This repository is an example of what a python package or project should include. It is also a self-guided tour of how to build a maintainable, professional python code. To that end, each file includes comments to explain what it is for, how to modify it, and further resources to improve the reader's understanding.
We created this project as a launch platform for data science training. There are many notebooks in the wild to teach you how to use boosted trees or how to display pretty outputs. But so much of bad data science involves bad coding, and so much of good data science requires good code. If we're going to teach data science, we'll have to do it with good code.
We decided to create a skeleton python distribution with all the bells and
whistles. If in the future we so desire, we can make data science lessons as branches to the repository,
with packages included in this distribution. This format would force aspiring
data scientists to use git and interact with python's packaging structure.
Moreover, it would force trainers to use git and python packaging at a
higher level of competency.
You should be able to use the master branch of this repo as a starting point for any python project.
Sometimes, you want to build a stand-alone application that only you care about. So you may start with some code, but before long, you want to re-use that code that parsed some input. So you copy and paste it where you need it, but later on your inputs change format. Now you need to modify both the original parsing code and the copied one. But you used it all over the place - can you be sure that you fixed each copy?
All of sudden, you wish that an earlier incarnation of you had the foresight to
structure your code better. And what the hell did you mean when, in a bout
of frustration, you commented "need to unfuck this variable"? It's completely
unclear how the code that follows manages to unfuck anything. Since the output
still looks slightly fucked, you change unfuck(this)
to str(unfuck(this))
and hope it doesn't break anything.
Finally you want to share your wonderful project. You find and replace 'unfuck' with 'fix', because you're a professional and you own a few ties and have a nice pair of shoes. Then you ship your code to someone and they say, "I don't get how it works, but it does cool stuff. Can you do it with this data?" The answer is no, not for cheap.

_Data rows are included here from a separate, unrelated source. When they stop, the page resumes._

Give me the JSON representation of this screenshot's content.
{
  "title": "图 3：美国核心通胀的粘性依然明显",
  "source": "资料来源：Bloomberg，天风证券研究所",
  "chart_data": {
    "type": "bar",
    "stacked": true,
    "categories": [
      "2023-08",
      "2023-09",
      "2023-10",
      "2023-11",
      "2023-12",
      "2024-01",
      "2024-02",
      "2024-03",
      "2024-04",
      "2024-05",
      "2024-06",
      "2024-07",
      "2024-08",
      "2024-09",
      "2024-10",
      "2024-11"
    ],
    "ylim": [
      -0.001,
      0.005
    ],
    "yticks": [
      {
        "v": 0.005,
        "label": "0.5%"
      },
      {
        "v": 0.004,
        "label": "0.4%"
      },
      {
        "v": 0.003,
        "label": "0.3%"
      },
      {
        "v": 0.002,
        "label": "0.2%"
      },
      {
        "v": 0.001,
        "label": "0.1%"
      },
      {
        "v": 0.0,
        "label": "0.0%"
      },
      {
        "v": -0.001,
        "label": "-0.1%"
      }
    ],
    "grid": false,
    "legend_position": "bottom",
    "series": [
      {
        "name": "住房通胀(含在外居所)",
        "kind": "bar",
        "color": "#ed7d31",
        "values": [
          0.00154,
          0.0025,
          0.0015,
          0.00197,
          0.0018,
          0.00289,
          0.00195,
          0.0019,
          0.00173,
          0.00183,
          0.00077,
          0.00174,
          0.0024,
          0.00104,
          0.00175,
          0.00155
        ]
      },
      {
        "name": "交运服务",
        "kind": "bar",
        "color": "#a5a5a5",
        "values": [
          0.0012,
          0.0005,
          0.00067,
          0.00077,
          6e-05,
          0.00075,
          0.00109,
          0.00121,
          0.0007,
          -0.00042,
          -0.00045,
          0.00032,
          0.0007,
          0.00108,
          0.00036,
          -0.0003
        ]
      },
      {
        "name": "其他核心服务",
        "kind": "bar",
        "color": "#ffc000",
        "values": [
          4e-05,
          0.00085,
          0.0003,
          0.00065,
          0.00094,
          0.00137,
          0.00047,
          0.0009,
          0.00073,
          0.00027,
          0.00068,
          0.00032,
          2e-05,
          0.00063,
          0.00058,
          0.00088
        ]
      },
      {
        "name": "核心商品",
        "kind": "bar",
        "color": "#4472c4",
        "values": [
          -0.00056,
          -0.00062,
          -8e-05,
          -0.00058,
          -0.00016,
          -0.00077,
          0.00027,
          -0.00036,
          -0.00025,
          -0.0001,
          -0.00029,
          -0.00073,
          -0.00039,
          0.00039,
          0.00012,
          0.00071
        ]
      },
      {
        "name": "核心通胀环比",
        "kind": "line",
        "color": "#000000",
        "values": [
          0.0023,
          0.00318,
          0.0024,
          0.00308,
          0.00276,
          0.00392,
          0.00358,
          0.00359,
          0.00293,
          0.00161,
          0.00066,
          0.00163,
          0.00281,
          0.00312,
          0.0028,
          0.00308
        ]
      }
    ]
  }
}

Whenever a project takes more than one session of butt in chair, we forget important stuff about how it works. Things like variable names. Column names in a table. What the point of this or that function is. The reality is, we start each session of code as a new person. When you write code, you are ALWAYS writing for the most important client - a future incarnation of yourself. That client's time is valuable, even if they don't own a tie or a pair of dress shoes.

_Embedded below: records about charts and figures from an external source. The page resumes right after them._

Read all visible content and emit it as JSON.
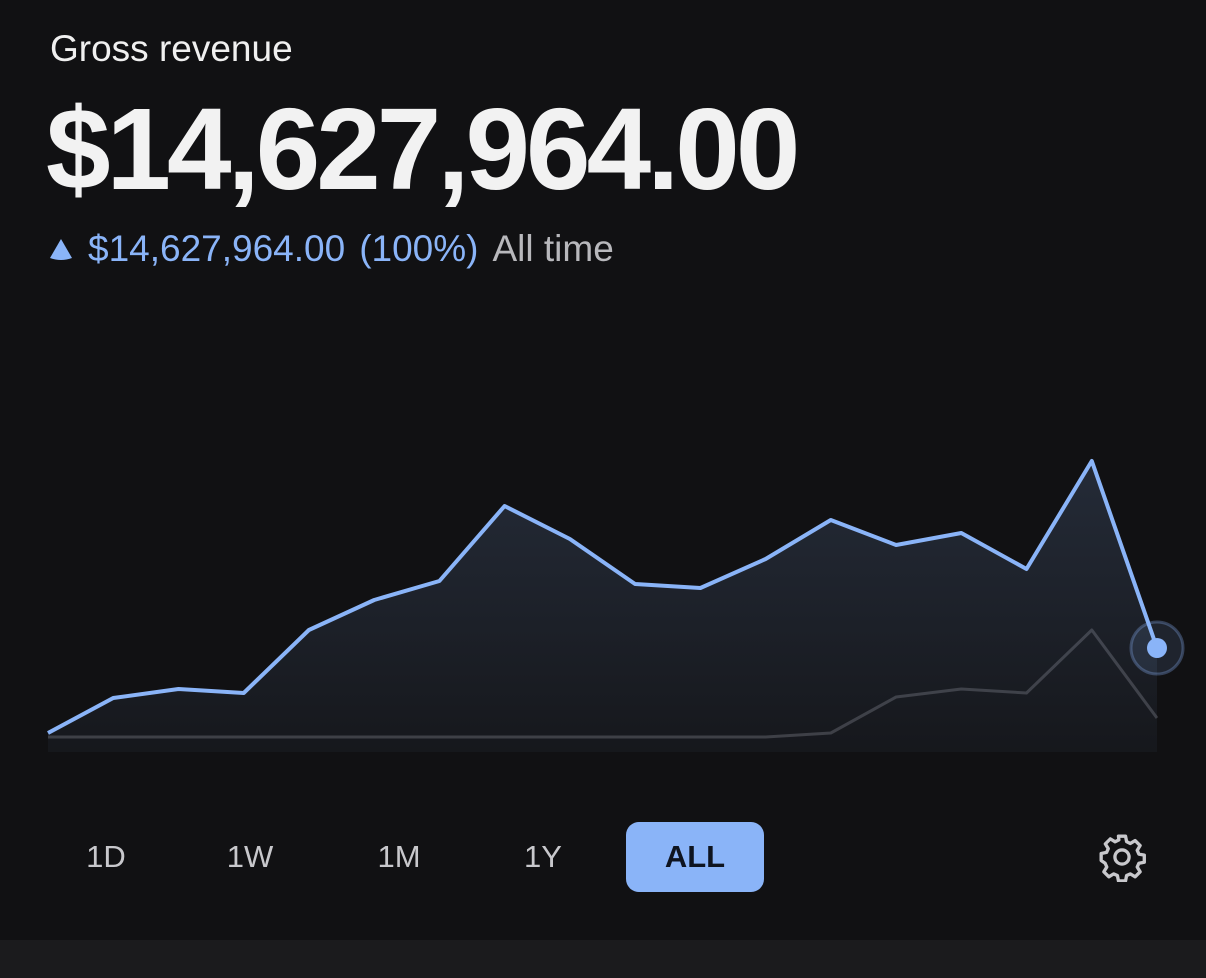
{
  "header": {
    "title": "Gross revenue",
    "amount": "$14,627,964.00"
  },
  "change": {
    "amount": "$14,627,964.00",
    "percent": "(100%)",
    "period": "All time"
  },
  "chart": {
    "type": "line",
    "ylim": [
      0,
      300
    ],
    "series": [
      {
        "color": "#8ab4f8",
        "values": [
          4,
          39,
          48,
          44,
          107,
          137,
          156,
          231,
          198,
          153,
          149,
          178,
          217,
          192,
          204,
          168,
          276,
          89
        ]
      },
      {
        "color": "#3a3a3e",
        "values": [
          0,
          0,
          0,
          0,
          0,
          0,
          0,
          0,
          0,
          0,
          0,
          0,
          4,
          40,
          48,
          44,
          107,
          19
        ]
      }
    ]
  },
  "range_buttons": [
    {
      "label": "1D",
      "selected": false
    },
    {
      "label": "1W",
      "selected": false
    },
    {
      "label": "1M",
      "selected": false
    },
    {
      "label": "1Y",
      "selected": false
    },
    {
      "label": "ALL",
      "selected": true
    }
  ]
}
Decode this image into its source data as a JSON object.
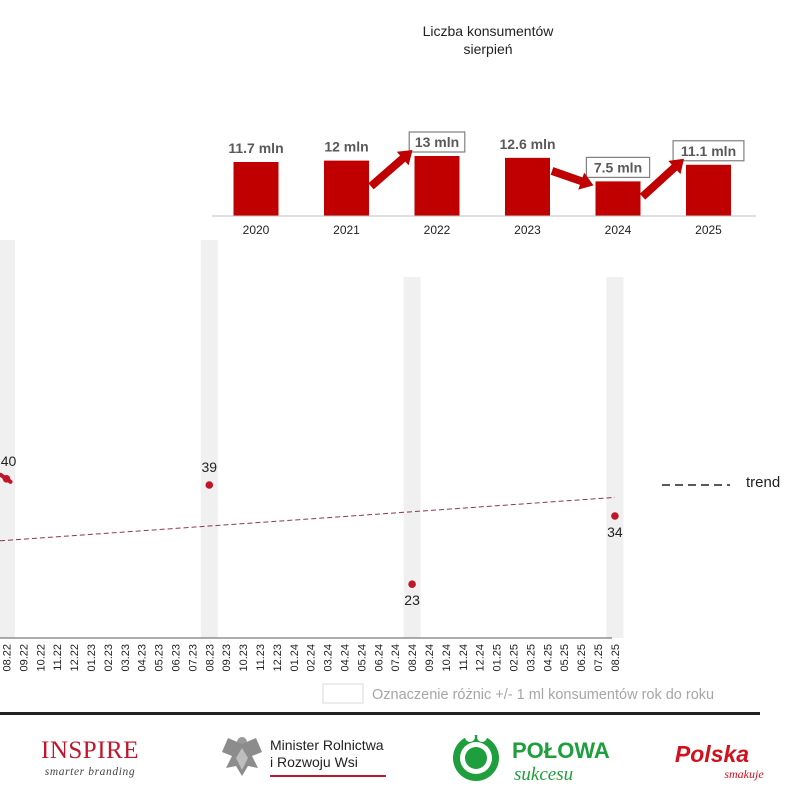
{
  "chart_data": [
    {
      "type": "bar",
      "title": "Liczba konsumentów",
      "subtitle": "sierpień",
      "categories": [
        "2020",
        "2021",
        "2022",
        "2023",
        "2024",
        "2025"
      ],
      "values": [
        11.7,
        12,
        13,
        12.6,
        7.5,
        11.1
      ],
      "data_labels": [
        "11.7 mln",
        "12 mln",
        "13 mln",
        "12.6 mln",
        "7.5 mln",
        "11.1 mln"
      ],
      "boxed_labels": [
        "2022",
        "2024",
        "2025"
      ],
      "arrows": [
        [
          "2021",
          "2022"
        ],
        [
          "2023",
          "2024"
        ],
        [
          "2024",
          "2025"
        ]
      ],
      "ylim": [
        0,
        13
      ],
      "bar_color": "#c00000"
    },
    {
      "type": "scatter",
      "x_ticks": [
        "08.22",
        "09.22",
        "10.22",
        "11.22",
        "12.22",
        "01.23",
        "02.23",
        "03.23",
        "04.23",
        "05.23",
        "06.23",
        "07.23",
        "08.23",
        "09.23",
        "10.23",
        "11.23",
        "12.23",
        "01.24",
        "02.24",
        "03.24",
        "04.24",
        "05.24",
        "06.24",
        "07.24",
        "08.24",
        "09.24",
        "10.24",
        "11.24",
        "12.24",
        "01.25",
        "02.25",
        "03.25",
        "04.25",
        "05.25",
        "06.25",
        "07.25",
        "08.25"
      ],
      "points": [
        {
          "x": "08.22",
          "y": 40,
          "label": "40"
        },
        {
          "x": "08.23",
          "y": 39,
          "label": "39"
        },
        {
          "x": "08.24",
          "y": 23,
          "label": "23"
        },
        {
          "x": "08.25",
          "y": 34,
          "label": "34"
        }
      ],
      "highlight_periods": [
        "08.22",
        "08.23",
        "08.24",
        "08.25"
      ],
      "trend": {
        "start": 30,
        "end": 37
      },
      "legend": {
        "trend": "trend",
        "highlight": "Oznaczenie różnic +/- 1 ml konsumentów rok do roku"
      },
      "point_color": "#c0162c"
    }
  ],
  "logos": {
    "inspire": {
      "name": "INSPIRE",
      "tagline": "smarter branding"
    },
    "ministry": {
      "line1": "Minister Rolnictwa",
      "line2": "i Rozwoju Wsi"
    },
    "polowa": {
      "name": "POŁOWA",
      "sub": "sukcesu"
    },
    "polska": {
      "name": "Polska",
      "sub": "smakuje"
    }
  },
  "colors": {
    "accent": "#c00000",
    "highlight": "#f0f0f0",
    "green": "#1e9e3c"
  }
}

You've learned the first rule of programming. If you want to write good code, don't write a script or a notebook. Write libraries. Write packages.
- Set up git from the command line (or GitHub desktop) with your credentials
- Clone this repository
- Open Anaconda prompt (Helps to use PowerBroker Admin sometimes)
- create, activate, and setup a virtual environment (read requirements.txt or environment.yml)
- Run
pip install -e .
(don't forget the final period for current directory) from the project directory. - Test that everything is copacetic. Use
cd test
thenpython -m unittest test.py
- A basic knowledge of python (how to import modules, assign variables)
- A basic knowledge of programming (what a loop is, what a function is)
- Familiarity with an IDE (Jupyter doesn't count!)
- This file
- .gitignore
- requirements.txt, environment.yml, and setup.py
- __init__.py
- notebooks/example.ipynb
- Documentation
- seattle/utils.py
- seattle/needle.py
- test/test.py
- docs/README.md
- LICENSE.md
- CONTRIBUTING.md
- vis.py
Except for example files, the contents of data/ and notebooks/ are gitignored.